TensorOperations does something like this, so that when you ask it for A * B * C, the intermediate storage for A * B is kept and re-used (for the next call of the same size & type). This uses LRUCache.jl to make sure it won’t eat all your memory, although perhaps if your arrays are smaller & you don’t care about threading you could just use a Dict.

If you only ever want say Matrix{ComplexF64} then types can be easy; it not then I think you may be able to wrap the business of dealing with the Dict in a function (which either creates or looks up) which is type-stable overall. This function may also want to skip the Dict below some threshold size.

1 Like

Any approach which tries to automatically make the data persistent will introduce a bunch of “fun” opportunities for error, like thread safety (what happens if two threads try to call this function at the same time?) and debugging (how can you test the contents of the persistent data if it’s totally hidden?).

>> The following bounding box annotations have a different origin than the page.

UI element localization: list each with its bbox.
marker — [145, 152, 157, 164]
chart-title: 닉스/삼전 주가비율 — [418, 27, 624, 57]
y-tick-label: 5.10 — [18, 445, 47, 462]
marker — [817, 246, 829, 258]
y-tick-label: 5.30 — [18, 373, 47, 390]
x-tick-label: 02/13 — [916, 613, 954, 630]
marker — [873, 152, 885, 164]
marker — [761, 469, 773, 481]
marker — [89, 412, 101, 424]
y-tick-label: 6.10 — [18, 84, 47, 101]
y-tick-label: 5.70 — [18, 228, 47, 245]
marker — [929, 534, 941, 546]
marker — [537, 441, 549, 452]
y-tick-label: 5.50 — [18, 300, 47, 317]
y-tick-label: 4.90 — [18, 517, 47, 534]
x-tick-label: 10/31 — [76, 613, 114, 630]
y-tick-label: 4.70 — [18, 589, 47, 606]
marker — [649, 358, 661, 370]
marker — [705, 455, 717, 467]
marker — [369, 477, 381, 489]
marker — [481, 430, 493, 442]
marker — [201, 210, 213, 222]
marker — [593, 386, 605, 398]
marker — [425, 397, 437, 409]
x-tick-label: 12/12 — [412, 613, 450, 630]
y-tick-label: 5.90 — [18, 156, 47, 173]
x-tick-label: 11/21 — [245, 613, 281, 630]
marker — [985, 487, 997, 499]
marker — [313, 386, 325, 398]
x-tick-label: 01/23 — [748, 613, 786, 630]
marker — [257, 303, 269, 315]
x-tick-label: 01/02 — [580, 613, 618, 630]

By far my favorite way to handle this situation is:

  1. Create a Workspace struct holding the relevant pre-allocated stuff
  2. Change the function signature to `foo!(workspace::Workspace, x::Vector)
  3. Create a convenience function foo(x) = foo(Workspace(x), x)

Then in performance-critical code, you can pre-allocate the Workspace and keep it around, calling foo!(workspace, x) every time. But for testing or simple interactive usage, you can call foo(x) which will construct a temporary Workspace for you.

This avoids any need for metaprogramming, makes thread-safety easy, and lets you test the contents of the Workspace after the fact if necessary.

12 Likes

I personally would prefer your option 3:

Create a structure with all the intermediate parameters and then using the structure as a callable function (call overloading). But I don’t really how the boilerplate can be done (without init here in the parent function) (see Emulate local static variable?)

It stores the persistent arrays in a transparent manner and leads to nice code. The boilerplate could look like this:

using FFTW, LinearAlgebra
struct preAllocatedSquareModulusFFT{T,P,U}
   absout::Vector{T} 
   planFFT::P
   internal::Vector{U}
end
function preAllocatedSquareModulusFFT(sig)
    abs_out   = zeros(eltype(real(sig)),length(sig)); 
    planFFT      = plan_fft(copy(sig);flags=FFTW.PATIENT);
    internal     = similar(sig)
    preAllocatedSquareModulusFFT(abs_out, planFFT, internal)
end

function (f::(preAllocatedSquareModulusFFT))(x)
    nbSamples = length(x)
    # --- Compute FFT 
    mul!(f.internal,f.planFFT,x) # This is a FFT
    # --- Abs2 
    for i in 1:1:nbSamples            # Can be even faster with @avx and @inbounds but not the topic here :)
        f.absout[i] = abs2(f.internal[i])
    end
    return f.absout
end

You would then call the function as follows:

N = 1024
sig = randn(Complex{Float64},N)

# Create the struct once
f = preAllocatedSquareModulusFFT(sig) 

# And call (multiple times)
f(sig)
2 Likes

Fair point ! Note that by hidden I mean that you do not have to put into the function call but you see it in the function scope

Yes ! this is exactly how I do it right now, and in performance critical code, I always pre-allocate Workspace . Just wondering if I there is a fancy way to instantiate and call as it is.